Каким образом комплексы присоединяются к определенным сайтам хроматина при ремоделировании? Сами по себе они не содержат субъединиц, связывающихся со специфическими последовательностями в ДНК. Поэтому предложена модель, согласно которой функционирование комплексов зависит от активаторов или (иногда) от репрессоров. Модель функционирует по механизму «hit and run», при котором после связывания комплекса ремоделирования активатор или репрессор удаляется.
Ремоделирование хроматина достигается за счет изменений в состоянии гистонов, в особенности модифицирования N-терминальных участков гистонов Н3 и Н4. Эти участки включают 20 N-терминальных аминокислот и отходят от нуклеосомы, располагаясь между витками ДНК. Они могут быть модифицированы по нескольким сайтам за счет метилирования, ацетилирования или фосфорилирования. При модификации гистонов создаются сайты связывания для негистоновых белков, в результате чего изменяются свойства хроматина.
Количество нуклеосом, белки которых подвергаются модификации, различно. Модификация может быть локальной и, например, ограничиваться нуклеосомами, расположенными в области промотора. Она может представлять собой более общий процесс и затрагивать хромосому целиком. Рисунок ниже иллюстрирует положение, согласно которому ацетилирование связано с активацией хроматина, а метилирование вызывает его инактивацию. Впрочем, это простое правило выполняется не всегда, и важную роль играет характер модифицируемого сайта, а также сочетание различных модификаций. Поэтому известны исключения, когда, например, в активном хроматине находятся гистоны, метилированные в определенных положениях.
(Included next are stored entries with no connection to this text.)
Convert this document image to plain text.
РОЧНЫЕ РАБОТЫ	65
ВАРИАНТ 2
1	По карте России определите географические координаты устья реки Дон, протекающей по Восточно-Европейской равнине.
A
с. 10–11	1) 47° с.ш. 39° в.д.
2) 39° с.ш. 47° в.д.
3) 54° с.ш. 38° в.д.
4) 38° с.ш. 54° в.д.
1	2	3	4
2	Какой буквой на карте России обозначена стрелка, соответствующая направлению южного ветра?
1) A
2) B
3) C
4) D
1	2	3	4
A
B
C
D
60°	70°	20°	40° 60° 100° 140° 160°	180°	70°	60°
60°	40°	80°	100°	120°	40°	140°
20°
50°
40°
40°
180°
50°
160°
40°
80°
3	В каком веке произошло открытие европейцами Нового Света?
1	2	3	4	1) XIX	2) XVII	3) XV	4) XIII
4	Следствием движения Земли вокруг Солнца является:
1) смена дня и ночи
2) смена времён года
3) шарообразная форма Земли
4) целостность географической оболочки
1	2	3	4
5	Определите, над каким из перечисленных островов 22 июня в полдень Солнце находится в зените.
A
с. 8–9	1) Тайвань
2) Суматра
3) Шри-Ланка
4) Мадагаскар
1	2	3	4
О специфичности модификаций свидетельствуют данные о том, что для многих ферментов на отдельных гистонах существуют специфические сайты. В таблице на рисунке ниже перечислены некоторые модификации. Большинство сайтов подвергается только одному типу модификации. В некоторых случаях модификация одного сайта может оказывать активирующее или ингибирующее действие на модификацию другого. Представление о том, что комбинация сигналов может быть использована для определения типа хроматина, иногда называется гистоновый код.
Ремоделирующие комплексы подразделяются на типы в зависимости от природы АТФазных субъединиц.
Ремоделирующий комплекс связывается с хроматином посредством активатора (или репрессора).
Ацетилирование гистонов Н3 и Н4 характерно для активного хроматина,
в то время как метилирование для неактивного.
Большинство сайтов в гистонах подвержены одному, определенному типу модификации,
однако некоторые из них могут модифицироваться разными ферментами.
С некоторыми из этих модификаций могут быть связаны определенные функциональные изменения.